Cada parau destes levava duas bombardas, vinte e cinco flecheiros e cinco
espingardeiros. Vinte destes paraus vinham ordenados em fila para atacarem a
caravela. Além destes setenta e seis, iam cinquenta e quatro catures e trinta
tones de coxia larga com cada um sua bombarda e dezasseis homens de peleja.
Nesta armada do mar havia mais de doze mil homens de guerra de quem era capitão
o príncipe Naubeadarim, sobrinho e
herdeiro do rei de Calecut e por sota (= nau de retaguarda) capitão Elancol Nambeadarim, senhor de Repelim de tal modo que a gente que
entrou nestes dois exércitos do mar e da terra em serviço do rei de Calecut
passaria de setenta mil homens de peleja.
Além
desta enorme multidão de gente e navios mandou o rei de Calecut, por conselho e
ordenança dos dois lombardos milaneses, fazer de noite um baluarte de terra e
madeira defronte do passo onde os nossos estavam de que, no tempo dos combates,
recebiam muito dano por haver de uns aos outros muito pouco espaço.

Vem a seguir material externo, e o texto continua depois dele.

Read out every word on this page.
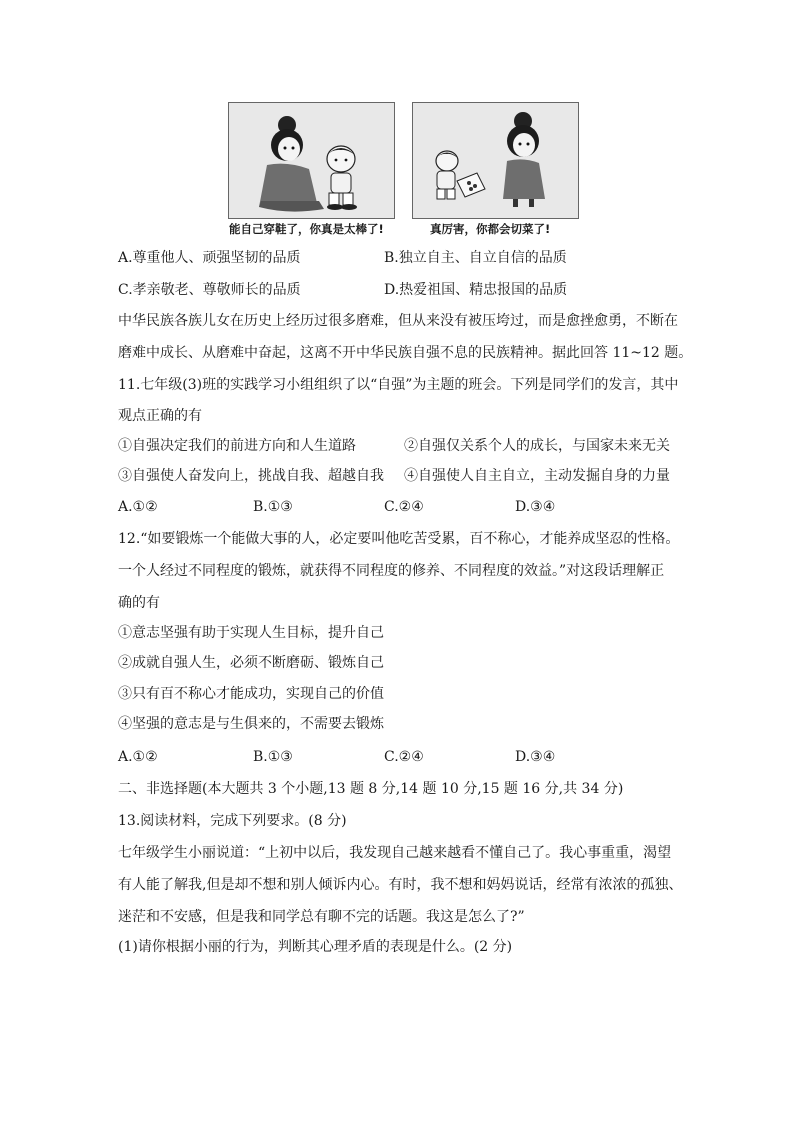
能自己穿鞋了，你真是太棒了!	真厉害，你都会切菜了!
A.尊重他人、顽强坚韧的品质	B.独立自主、自立自信的品质
C.孝亲敬老、尊敬师长的品质	D.热爱祖国、精忠报国的品质
中华民族各族儿女在历史上经历过很多磨难，但从来没有被压垮过，而是愈挫愈勇，不断在
磨难中成长、从磨难中奋起，这离不开中华民族自强不息的民族精神。据此回答 11~12 题。
11.七年级(3)班的实践学习小组组织了以“自强”为主题的班会。下列是同学们的发言，其中
观点正确的有
①自强决定我们的前进方向和人生道路	②自强仅关系个人的成长，与国家未来无关
③自强使人奋发向上，挑战自我、超越自我 ④自强使人自主自立，主动发掘自身的力量
A.①②	B.①③	C.②④	D.③④
12.“如要锻炼一个能做大事的人，必定要叫他吃苦受累，百不称心，才能养成坚忍的性格。
一个人经过不同程度的锻炼，就获得不同程度的修养、不同程度的效益。”对这段话理解正
确的有
①意志坚强有助于实现人生目标，提升自己
②成就自强人生，必须不断磨砺、锻炼自己
③只有百不称心才能成功，实现自己的价值
④坚强的意志是与生俱来的，不需要去锻炼
A.①②	B.①③	C.②④	D.③④
二、非选择题(本大题共 3 个小题,13 题 8 分,14 题 10 分,15 题 16 分,共 34 分)
13.阅读材料，完成下列要求。(8 分)
七年级学生小丽说道：“上初中以后，我发现自己越来越看不懂自己了。我心事重重，渴望
有人能了解我,但是却不想和别人倾诉内心。有时，我不想和妈妈说话，经常有浓浓的孤独、
迷茫和不安感，但是我和同学总有聊不完的话题。我这是怎么了?”
(1)请你根据小丽的行为，判断其心理矛盾的表现是什么。(2 分)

Duarte Pacheco Pereira quando soube da chegada do rei de
Calecut e da frota que vinha com ele, mandou dar cabos da caravela a um dos
batéis e daquele ao outro guarnecidos com cadeias de ferro grossas com que
ocupavam todo o passo. Nesta ordem e com muitas bombardadas receberam esta
armada do rei de Calecut de que
arrombaram alguns paraus e mataram muita gente sem nenhum dos nossos ficar
ferido ou ser morto. A multidão dos inimigos era tanta que se embaraçavam uns
nos outros. Contudo a jangada dos vinte paraus que vinham em fila adiantou-se a
toda a sua frota chegando-se à nossa caravela e batéis e atiravam muitas
bombardadas com que davam assaz trabalho aos nossos.

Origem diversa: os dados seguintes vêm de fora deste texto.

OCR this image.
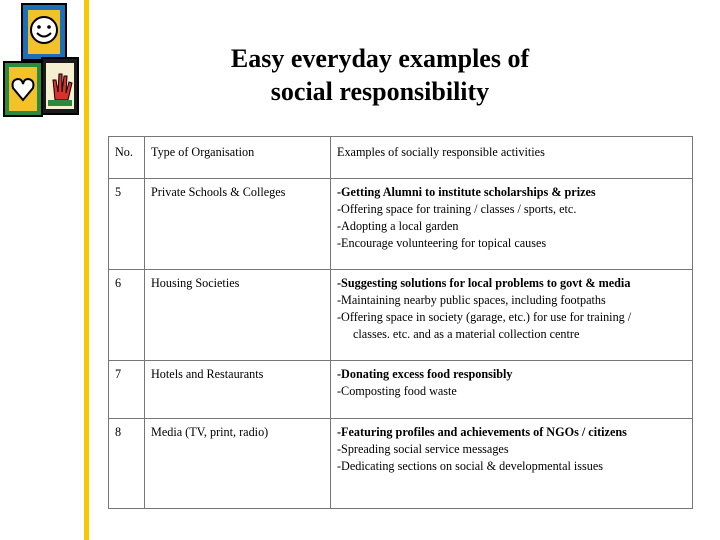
Easy everyday examples of
social responsibility
No.	Type of Organisation	Examples of socially responsible activities
5	Private Schools & Colleges	-Getting Alumni to institute scholarships & prizes
-Offering space for training / classes / sports, etc.
-Adopting a local garden
-Encourage volunteering for topical causes

6	Housing Societies	-Suggesting solutions for local problems to govt & media
-Maintaining nearby public spaces, including footpaths
-Offering space in society (garage, etc.) for use for training /
classes. etc. and as a material collection centre

7	Hotels and Restaurants	-Donating excess food responsibly
-Composting food waste

8	Media (TV, print, radio)	-Featuring profiles and achievements of NGOs / citizens
-Spreading social service messages
-Dedicating sections on social & developmental issues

Havendo já um bom espaço de tempo que uma e a
outra parte se servia da artilharia de maneira que com o fumo e o fogo da
pólvora não se viam uns aos outros, Duarte
Pacheco Pereira mandou atirar com um camelo
que ainda não descarregara; o que se fez em tão boa hora que o segundo tiro
desmanchou toda a fila de paraus, arrombando quatro paraus que logo foram ao
fundo. Estes desbaratados logo se começou a chegar outra quadrilha de paraus,
dos quais os nossos arrombaram treze e meteram outros treze ao fundo. Nestes
dois ataques dos nossos mataram muitos do inimigo e fizeram-nos afastar.
O
senhor de Repelim vendo isto, ele
próprio acudiu com uma grande frota de paraus, catures e tones e o mesmo fez o rei de Calecut por terra. Este foi um
bravo e perigoso combate porque, de ambas as partes, eram os nossos acometidos
de modo que quase se tiveram por derrotados, mas assim como a pressa da vitória
do inimigo era grande também maior era o esforço de Deus.

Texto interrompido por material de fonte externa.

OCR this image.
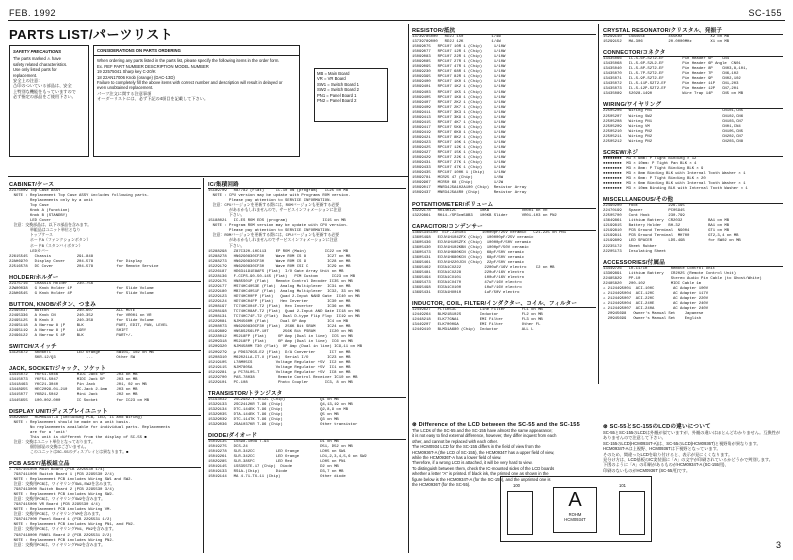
FEB. 1992	SC-155
3
PARTS LIST/パーツリスト
SAFETY PRECAUTIONS
The parts marked ⚠ have
safety related characteristics.
Use only listed parts for
replacement.
安全上の注意：
⚠印のついている部品は、安全
上特別な機能をもっていますので
必ず指定の部品をご使用下さい。
CONSIDERATIONS ON PARTS ORDERING
When ordering any parts listed in the parts list, please specify the following items in the order form.
Ex. REF PART NUMBER DESCRIPTION MODEL NUMBER
19 22575041 Sharp key C-20/K
18 22AN17006 Knob (orange) (DAC-13D)
Failure to completely fill the above items with correct number and description will result in delayed or
even unobtained replacement.
パーツ注文に関する注意事項
オーダーリストには、必ず下記の4項目を記載して下さい。
MB = Main Board
VR = VR Board
SW1 = Switch Board 1
SW2 = Switch Board 2
PN1 = Panel Board 1
PN2 = Panel Board 2
CABINET/ケース
22375009 Top Case ASSY
NOTE : Replacement Top Case ASSY includes following parts.
Replacements only by a unit
Top Case
Knob A (Function)
Knob B (STANDBY)
LED Cover
注意：交換部品は、以下の部品を含みます。
単組品はユニット単位となり
トップケース
ホードA（ファンクションボタン）
ホードB（スタンバイボタン）
LEDカバー
22615545   Chassis           291-848
22AH6970   Display Cover     204-578          for Display
22516578   DC Cover          204-578          for Remote Service
HOLDER/ホルダー
22375716   CHASSIS Holder    230-756
22W00038   G Knob Holder 1P                   for Slide Volume
22AH6545   G Knob Holder 4P                   for Slide Volume
BUTTON, KNOB/ボタン、つまみ
22495037   Button            240-607          ALL MUTE
22495336   A Knob CN         240-352          for VR001 on VR
22495125   B Knob X          240-358          for Slide Volume
22495118   A Narrow 8 (P     BLK              PART, EDIT, PAN, LEVEL
22495119   A Narrow 8 (P     LGRY             SHIFT
22496122   A Narrow 5 4P     BLK              PART+/-
SWITCH/スイッチ
13125672   SKR6RTC           LED Orange       SW101, 102 on MB
SKR-12/Q3             ...          Other SW
JACK, SOCKET/ジャック、ソケット
13415072   YKF51-5046        MIDI Jack 5P     J03 on MB
13415073   YKF51-5047        MIDI Jack 5P     J03 on MB
13418463   YKC21-3040        Pin Jack         J01, 02 on MB
13448955   HEC2099-01-210    DC-Jack 2.1mm    J03 on MB
13415077   YKB21-5042        Mini Jack        J02 on MB
13445655   100-002-000       IC Socket        for IC23 on MB
DISPLAY UNIT/ディスプレイユニット
15029650   HCM0934T-A (including PCB, LED, IC and Wiring)
NOTE : Replacement should be made on a unit basis.
No replacements available for individual parts. Replacements
are for a 'unit'
This unit is different from the display of SC-55 ■
注意：交換はユニット単位となっております。
個別部品の交換はございません。
このユニットはSC-55のディスプレイとは異なります。■
PCB ASSY/基板組立品
⚠ 7987401000 Main Board (PCB 2295530 1/4)
7987411000 Switch Board 1 (PCB 2295530 2/4)
NOTE : Replacement PCB includes Wiring SW1 and SW2.
注意：交換用PCBは、ワイヤリングSW1,SW2を含みます。
7987413000 Switch Board 2 (PCB 2295530 3/4)
NOTE : Replacement PCB includes Wiring SW2.
注意：交換用PCBは、ワイヤリングSW2を含みます。
7987415000 VR Board (PCB 2295530 4/4)
NOTE : Replacement PCB includes Wiring VM.
注意：交換用PCBは、ワイヤリングVMを含みます。
7987417000 Panel Board 1 (PCB 2295531 1/2)
NOTE : Replacement PCB includes Wiring PN1, and PN2.
注意：交換用PCBは、ワイヤリングPN1、PN2を含みます。
7987418000 PANEL Board 2 (PCB 2295531 2/2)
NOTE : Replacement PCB includes Wiring PN2.
注意：交換用PCBは、ワイヤリングPN2を含みます。
IC/集積回路
15189709   R8/782 (Flat)     IC-10 ON (program)   IC25 on MB
NOTE : CPU version may be update with Programs ROM version.
Please pay attention to SERVICE INFORMATION.
注意：CPUバージョンを更新する際には、ROMバージョンも更新する必要
があるかもしれませんので、サービスインフォメーションに注意
下さい。
15188021   IC-ES ROM EDS (program)               IC15 on MB
NOTE : Program ROM version may be update with CPU version.
Please pay attention to SERVICE INFORMATION.
注意：ROMバージョンを更新する際には、CPUバージョンも更新する必要
があるかもしれませんのでサービスインフォメーションに注意
下さい。
15288298   Z87C320-10C113    EP ROM (Main)        IC22 on MB
15288278   HN62G0830CF30     Wave ROM CS 8         IC27 on MB
15288273   HN62G0830CF30     Wave ROM CS 9         IC28 on MB
15229179   HN62G0830CF30     Wave ROM CSI C        IC29 on MB
15226187   HD631191E8AFS (Flat)  I/O Gate Array Unit on MB
15228136   F-CCPS-90-50-145 (Flat)   PCM Custom      IC23 on MB
15229175   HN85S01P (Flat)   Remote Control Decoder IC35 on MB
15229177   MS74HC4053E (Flat)  Analog Multiplexer  IC31 on MB
15229180   MB74HC4051F (Flat)  Analog Multiplexer  IC32, 33 on MB
15229123   HD74HC00FP (Flat)   Quad 2-Input NAND Gate  IC40 on MB
15229124   HD74HC04FP (Flat)   Hex Inverter        IC30 on MB
15208197   TC74HCU04F-T2 (Flat)  Hex Inverter      IC36 on MB
15208198   TC74HC08AF-T2 (Flat)  Quad 2-Input AND Gate IC18 on MB
15208131   TC74HC74F-T2 (Flat)  Dual D-type Flip Flop  IC19 on MB
15229081   NJM4560M (Flat)     Dual OP Amp         IC4 on MB
15208073   HN62G0830CF30 (Flat)  256K Bit SRAM     IC24 on MB
15199889   HN58S256LFP-10T      256K Bit PSRAM      IC20 on MB
15228012   M5218FP (Flat)     OP Amp (Dual in line)  IC5 on MB
15209318   M5218FP (Flat)     OP Amp (Dual in line)  IC6 on MB
15209320   NJM4580M T30 (Flat)  OP Amp (Dual in line) IC9,11 on MB
15209279   µ PD6376GS-E2 (Flat)  D/A Converter      IC7 on MB
15208310   M62021LA-IT-U (Flat)  Serial I/O        IC23 on MB
15219105   L78M05CS          Voltage Regulator +5V  IC2 on MB
15219115   NJM7805A          Voltage Regulator +5V  IC1 on MB
15219281   µ PC78L05-T       Voltage Regulator +5V  IC8 on MB
15229700   PAS-78038          Remote Control Receiver IC10 on MB
15229101   PC-108             Photo Coupler       IC3, 8 on MB
TRANSISTOR/トランジスタ
15193032   2SC2982-Y-TE12L (Chip)               Q1 on MB
15329133   2SC2412KR T-96 (Chip)                Q4,13,19 on MB
15329134   DTC-144EK T-96 (Chip)                Q2,8,9 on MB
15329035   DTA-144EK T-96 (Chip)                Q5 on MB
15329039   DTC-114TK T-96 (Chip)                Q3 on MB
15329036   2SA1037KR T-96 (Chip)                Other transistor
DIODE/ダイオード
15019135   1SS98-100A T-93                      D1 on MB
15019275   DCS-24                               D51, D52 on MB
15019278   SLR-342CC         LED Orange         LD05 on SW1
15019261   SLR-342CC         LED Orange         LD1,2,3,4,5,6 on SW2
15029285   SLR-385FC         LED Red            LD05 on PN1
15019145   1SS355TE-17 (Chip)  Diode            D2 on MB
15019133   RS1A-(Chip)       Diode              D3,7 on MB
15019144   MA 4.71-TX-11 (Chip)                 Other diode
RESISTOR/抵抗
13739785000   RD2J 150            1/4W
13739789000   RD2J 12K            1/4W
15099075   RPC107 10R 1 (Chip)     1/10W
15099077   RPC107 12R 1 (Chip)     1/10W
15099083   RPC107 22R 1 (Chip)     1/10W
15099085   RPC107 27R 1 (Chip)     1/10W
15099095   RPC107 47R 1 (Chip)     1/10W
15099230   RPC107 68R 1 (Chip)     1/10W
15099395   RPC107 82R 1 (Chip)     1/10W
15099400   RPC107 1K0 1 (Chip)     1/10W
15099401   RPC107 1K2 1 (Chip)     1/10W
15099403   RPC107 1K5 1 (Chip)     1/10W
15099405   RPC107 1K8 1 (Chip)     1/10W
15099407   RPC107 2K2 1 (Chip)     1/10W
15099409   RPC107 2K7 1 (Chip)     1/10W
15099411   RPC107 3K3 1 (Chip)     1/10W
15099413   RPC107 3K9 1 (Chip)     1/10W
15099415   RPC107 4K7 1 (Chip)     1/10W
15099417   RPC107 5K6 1 (Chip)     1/10W
15099419   RPC107 6K8 1 (Chip)     1/10W
15099421   RPC107 8K2 1 (Chip)     1/10W
15099423   RPC107 10K 1 (Chip)     1/10W
15099425   RPC107 12K 1 (Chip)     1/10W
15099427   RPC107 15K 1 (Chip)     1/10W
15099429   RPC107 22K 1 (Chip)     1/10W
15099431   RPC107 27K 1 (Chip)     1/10W
15099433   RPC107 47K 1 (Chip)     1/10W
15099435   RPC107 100K 1 (Chip)    1/10W
15099781   MCR25 47 (Chip)         1/8W
15099967   MCR50 68 (Chip)         1/2W
15099017   MNR34J5A102A100 (Chip)  Resistor Array
15099437   MNR34J5A4R0 (Chip)      Resistor Array
POTENTIOMETER/ボリューム
13229178   RK14K12C          10KB              VR001 on VR
13229861   RK14-/SP3cm58B3   100KB Slider      VR01-103 on PN2
CAPACITOR/コンデンサー
13695345100  ECF-JIR103       10000pF/25V ceramic   C21-225 on PN1
13605498   ECUV1H104ZFX (Chip)  100000pF/25V ceramic
13605436   ECUV1H105ZFX (Chip)  10000pF/50V ceramic
13605430   ECUV1H102KBN (Chip)  1000pF/50V ceramic
13605473   ECUV1H680KCN (Chip)  68pF/50V ceramic
13605431   ECUV1H680KCN (Chip)  68pF/50V ceramic
13695461   ECUV1H220JCN (Chip)  22pF/50V ceramic
13695462   ECEA1CU222          2200uF/16V electro    C2 on MB
13695481   ECEA1CU228          220uF/16V electro
13695494   ECEA1CU101          100uF/16V electro
13695473   ECEA1CU470          47uF/16V electro
13695498   ECEA1CU100          10uF/16V electro
13695431   ECEA1HU010          1uF/50V electro
INDUCTOR, COIL, FILTER/インダクター、コイル、フィルター
12449627   PLT1R53C          Line Filter       FL1 on MB
12449264   BLM21B102S        Inductor          FL2 on MB
12448218   ELK77GNA1         EMI Filter        FL3 on MB
13449207   ELK7000GA         EMI Filter        Other FL
12449410   BLM31A680 (Chip)  Inductor          ALL L
CRYSTAL RESONATOR/クリスタル、発振子
15299140   CSB455E          455KHz            X2 on MB
15299152   MA-306           20.0000MHz        X1 on MB
CONNECTOR/コネクタ
13435066   IL-S-6P-S2T2-EF        Pin Header 6P    CN4
13435068   IL-S-6P-S2L2-EF        Pin Header 6P Angle  CN01
13435040   IL-S-8P-S2T2-EF        Pin Header 8P    CN03,8,101,
13435070   IL-S-7P-S2T2-EF        Pin Header 7P    CN6,102
13435071   IL-S-9P-S2T2-EF        Pin Header 9P    CN02,102
13435072   IL-S-11P-S2T2-EF       Pin Header 11P   CN1,203
13435073   IL-S-12P-S2T2-EF       Pin Header 12P   CN7,201
13435089   52028-1490             Wire Trap 14P    CN5 on MB
WIRING/ワイヤリング
22505206   Wiring PN1                              CN101,CN5
22505207   Wiring SW2                              CN102,CN6
22505208   Wiring PN1                              CN103,CN7
22505209   Wiring VM                               CN01,CN4
22505210   Wiring PN2                              CN105,CN5
22505211   Wiring PN2                              CN202,CN7
22505212   Wiring PN2                              CN203,CN8
SCREW/ネジ
●●●●●●●●  M3 × 6mm: P Tight Binding × 12
●●●●●●●●  M3 × 10mm: P Tight Pan BLK × 4
●●●●●●●●  M3 × 8mm: P Tight Binding BLK × 9
●●●●●●●●  M3 × 8mm Binding BLK with Internal Tooth Washer × 1
●●●●●●●●  M3 × 6mm: P Tight Binding BLK × 20
●●●●●●●●  M3 × 6mm Binding BLK with Internal Tooth Washer × 1
●●●●●●●●  M3 × 10mm Binding BLK with Internal Tooth Washer × 1
MISCELLANEOUS/その他
22490200   Foot             226-195
22470199   Spacer           PC05945
22505700   Cont Hook        230-799
13649861   Lithium Battery  CR2032           BA1 on MB
12199815   Battery Holder   BH-32            BA1 on MB
12199810   PCB Ground Terminal  NG004        GT1 on MB
12199811   PCB Ground Terminal  MH700        GT2,3,4 on MB
12199809   LED SPACER       LDS-4GB          for SW02 on MB
22235172   Sheet Rubber
22205173   Insulating Sheet
ACCESSORIES/付属品
13449726   LR-11/IR          Remote Control Unit
13369891   Lithium Battery   CR2025 (Remote Control Unit)
22485829   PP-10             Stereo Audio Pin Cable (to Ghost/White)
22485820   200-102           MIDI Cable 1m
⚠ 2124495001  ACI-100C        AC Adapter 100V
⚠ 2124495004  ACI-120C        AC Adapter 117V
⚠ 2124495007  ACI-220C        AC Adapter 220V
⚠ 2124495004  ACI-240E        AC Adapter 240V
⚠ 2124495007  ACI-240A        AC Adapter 240V
20945698   Owner's Manual Set    Japanese
20945699   Owner's Manual Set    English
⊛ Difference of the LCD between the SC-55 and the SC-155
The LCDs of the SC-55 and the SC-155 have almost the same appearance;
it is not easy to find external difference, however, they differ inquest from each
other, and cannot be replaced with each other.
The HCM0934 LCD for the SC-155 differs in the field of view from the
HCM0936T-A (the LCD of SC-155), the HCM0934T has a upper field of view,
while the HCM0936T-A has a lower field of view.
Therefore, if a wrong LCD is attached, it will be very hard to view.
To distinguish between them, check the IC-mounted sides of the LCD boards
whether a letter "A" is printed. If black ink, the printed one as shown in the
figure below is the HCM0934T-A (for the SC-155), and the unprinted one is
the HCM0936T (for the SC-55).
⊛ SC-55とSC-155のLCDの違いについて
SC-55とSC-155のLCDは外観が似ていますが、外観の違いはほとんどわかりません。互換性がありませんので注意して下さい。
SC-155のLCD(HCM0934T-A)は、SC-55のLCD(HCM0936T)と視野角が異なります。
HCM0934T-Aは上視野、HCM0936Tは下視野となっています。
そのため、間違ったLCDを取り付けると、表示が見にくくなります。
見分け方は、LCD基板のIC実装面に「A」の文字が印刷されているかどうかで判別します。
下図のように「A」の印刷があるものがHCM0934T-A (SC-155用)、
印刷のないものがHCM0936T (SC-55用)です。
100	101
A
ROHM
HCM0934T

Isto era já depois da hora de vésperas. Até
esta altura, os nossos tinham já morto trezentos e cinquenta homens honrados,
além de outros populares que passavam de mil. Dos nossos, por milagre de Deus,
não morreu nenhum e poucos ficaram feridos; um dos nossos batéis foi arrombado
pelos tiros de artilharia do inimigo, mas não tanto que não o conseguissem
consertar antes que anoitecesse. Candagora
e Frangora, capitães do rei de
Cochim que durante todos estes combates estiveram na caravela (porque os outros
naires que iam nos paraus e catures fugiram com medo no dia em que o rei de
Calecut chegou ao passo), vendo a vitória que Deus dera aos nossos e quão esforçadamente
o fizeram, ficaram espantados, pedindo perdão a Duarte Pacheco Pereira da desconfiança que tiveram de ele poder
desbaratar tão grande multidão de gente.
Com
a notícia de tão grande vitória, o rei de Cochim ficou muito contente e,
por isso, mandou logo o príncipe de Cochim visitar Duarte Pacheco Pereira, desculpando-se de não o fazer ele
pessoalmente pela necessidade de ficar em guarda da cidade.
Após
a vitória, os nossos, apesar de bastante esgotados pelo esforço, nem por isso
deixaram de cantar e se divertir toda aquela noite e tocar as trombetas e dar
com martelos na artilharia e fazer ruído com cadeias de ferro que havia nos
navios para assim espantarem os inimigos e para que pensassem que estavam
fazendo alguma máquina para os combater no dia seguinte.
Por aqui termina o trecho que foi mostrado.